For a long time, I have had a drive to tell stories. To me, the lyricism of the visual arts coupled with powerful storytelling is the best way to tell a story effectively. I have always been drawn to comics and sequential art, which so seamlessly combine drawings with words. People and their life experiences inspire me. Hearing and reading about others and putting them in my work helps me conceptualize the human condition—while, hopefully, helping others do the same. My work tends to be detail-oriented, steeped in culture, history, and society. These types of works allow people to evaluate their own society through the lens of another by being transported into another life –and most likely a different time and place. That said, my greatest inspirations are folk tales and history. I also study various worldwide cultures and research their decorative motifs, folk art, and clothing. These often tend to find their way into my drawing. My work has an old-fashioned, decorative feel to it, but it still explores difficult themes, such as racial and religious intolerance, sexism, and slavery.

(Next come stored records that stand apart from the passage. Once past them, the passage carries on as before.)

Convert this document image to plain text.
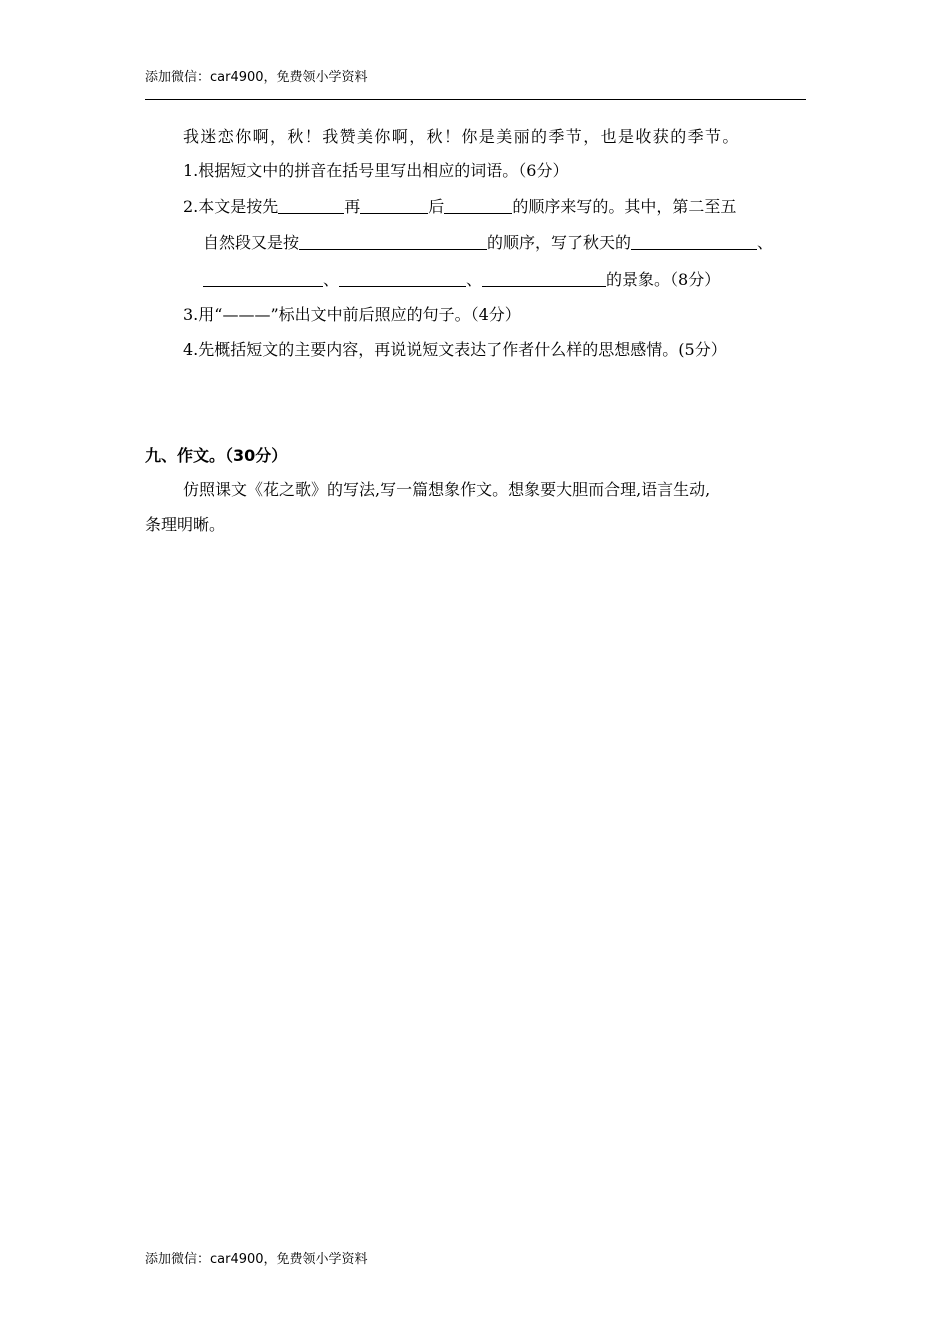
添加微信：car4900，免费领小学资料
我迷恋你啊，秋！我赞美你啊，秋！你是美丽的季节，也是收获的季节。
1.根据短文中的拼音在括号里写出相应的词语。（6分）
2.本文是按先	再	后	的顺序来写的。其中，第二至五
自然段又是按	的顺序，写了秋天的	、
、	、	的景象。（8分）
3.用“———”标出文中前后照应的句子。（4分）
4.先概括短文的主要内容，再说说短文表达了作者什么样的思想感情。(5分）
九、作文。（30分）
仿照课文《花之歌》的写法,写一篇想象作文。想象要大胆而合理,语言生动,
条理明晰。
添加微信：car4900，免费领小学资料
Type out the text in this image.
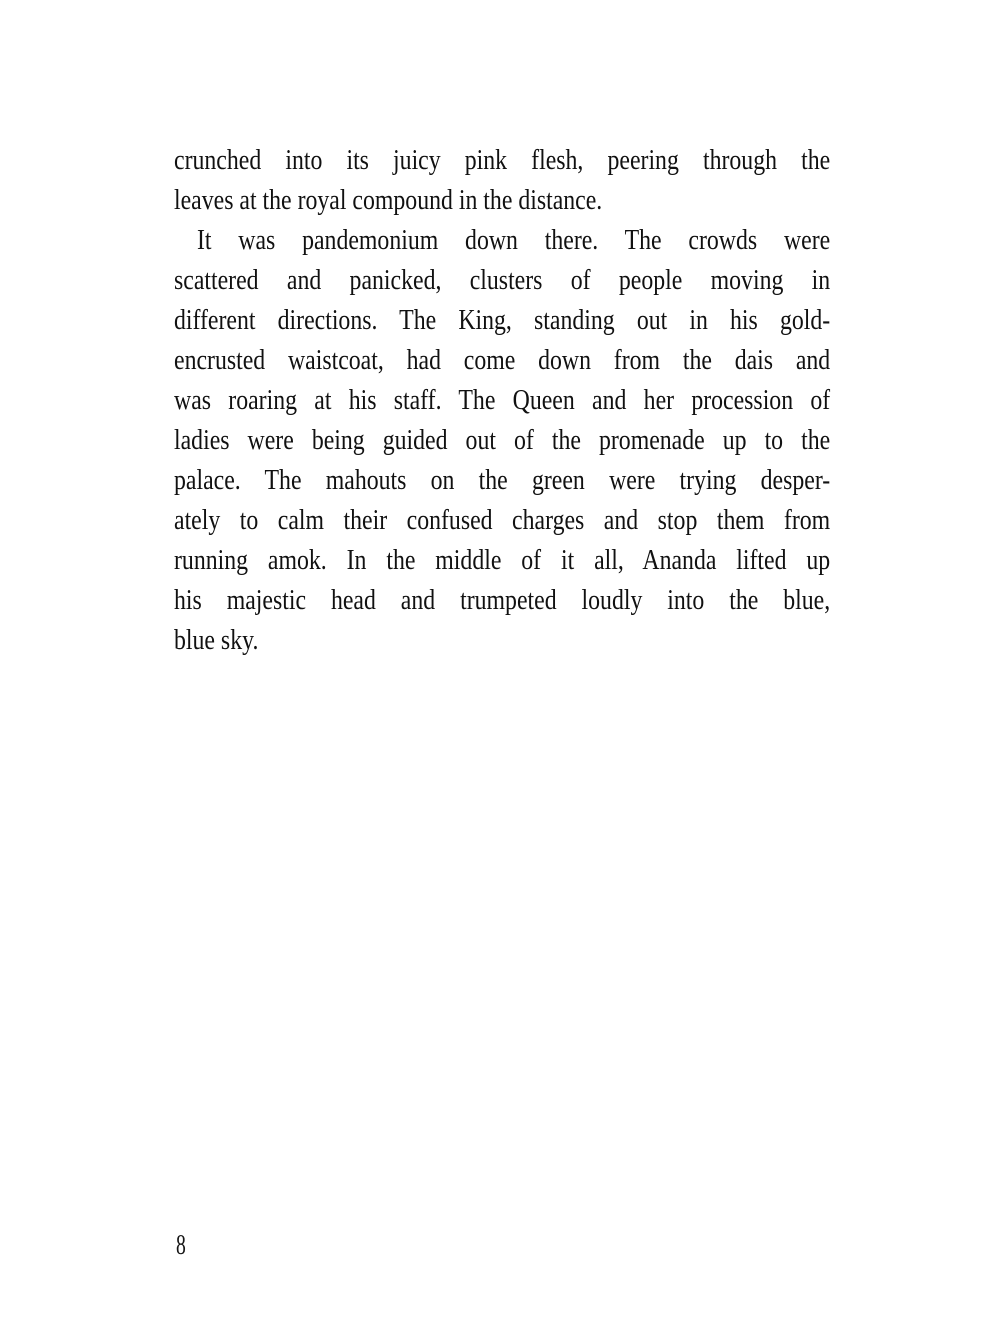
crunched into its juicy pink flesh, peering through the
leaves at the royal compound in the distance.
It was pandemonium down there. The crowds were
scattered and panicked, clusters of people moving in
different directions. The King, standing out in his gold-
encrusted waistcoat, had come down from the dais and
was roaring at his staff. The Queen and her procession of
ladies were being guided out of the promenade up to the
palace. The mahouts on the green were trying desper-
ately to calm their confused charges and stop them from
running amok. In the middle of it all, Ananda lifted up
his majestic head and trumpeted loudly into the blue,
blue sky.
8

I prefer to paint with watercolor because of the jewel-like, bright tones that it can create. I enjoy being able to see texture and the pooling of the colors. It gives the work a handmade, slightly clumsy feel, as opposed to slick, polished work that might not look like an artist’s hand was involved. It’s a way to further my homage to humanity. Crisp, graphic line work over the watercolors create a strong skeleton from which the more imprecise watercolors can thrive.
I strive to sweep people into the work, to have the audience think of it as an unforgettable storytelling experience. In A Voyage to Panjikant, my goal is to make the audience feel like they are spectators in the lives of a Central-Asian merchant family on the Silk Road. Through their experiences, we can learn what life was like in 7th-century Uzbekistan while also acknowledging the positives and negatives of the culture at the time—a sort of affirmation of humanity, which makes the story more interesting and believable. My work is often perceived as “serious,” but I perceive it to be more lifelike, with that balance of positivity and negativity.
About Marguerite Dabaie
Born in San Francisco, Marguerite moved to New York City in order to attend the School of Visual Arts, where she earned her BFA in cartooning. While there, she was awarded two grants for her comic, The Hookah Girl and Other True Stories, an autobiography about Palestinian-Americans. The cultural differences she has felt between Arab and American cultures heavily informs her work. She is currently working on a new comic, A Voyage to Panjikant, a work of historical-fiction about Central Asians during the height of the Silk Road. Marguerite has also contributed to multiple comics and illustration anthologies throughout the years (and continues to do so).
Her MFA thesis that she wrote while at the Fashion Institute of Technology,Women in Middle-Eastern Comics, exemplifies her academic side. She strives to combine comic art with academia. She was awarded the Master of Fine Arts Medal during her time at FIT.
She is a freelance illustrator and has worked with such publications as The Normal School, Wherever Magazine, Mizna, and Just World Books. She is also a contractor and regularly supplies services for NYU, the Electronic Intifada, and the Journal of Palestine Studies.
Once a year, Marguerite co-hosts Pete’s Mini Zine Fest, the fest-in-a-bar, in Brooklyn.
In their free time, Marguerite and her husband, Chris, love to play video games, participate in pen-and-paper RPGs, and watch good-bad movies. They are self-proclaimed nerds.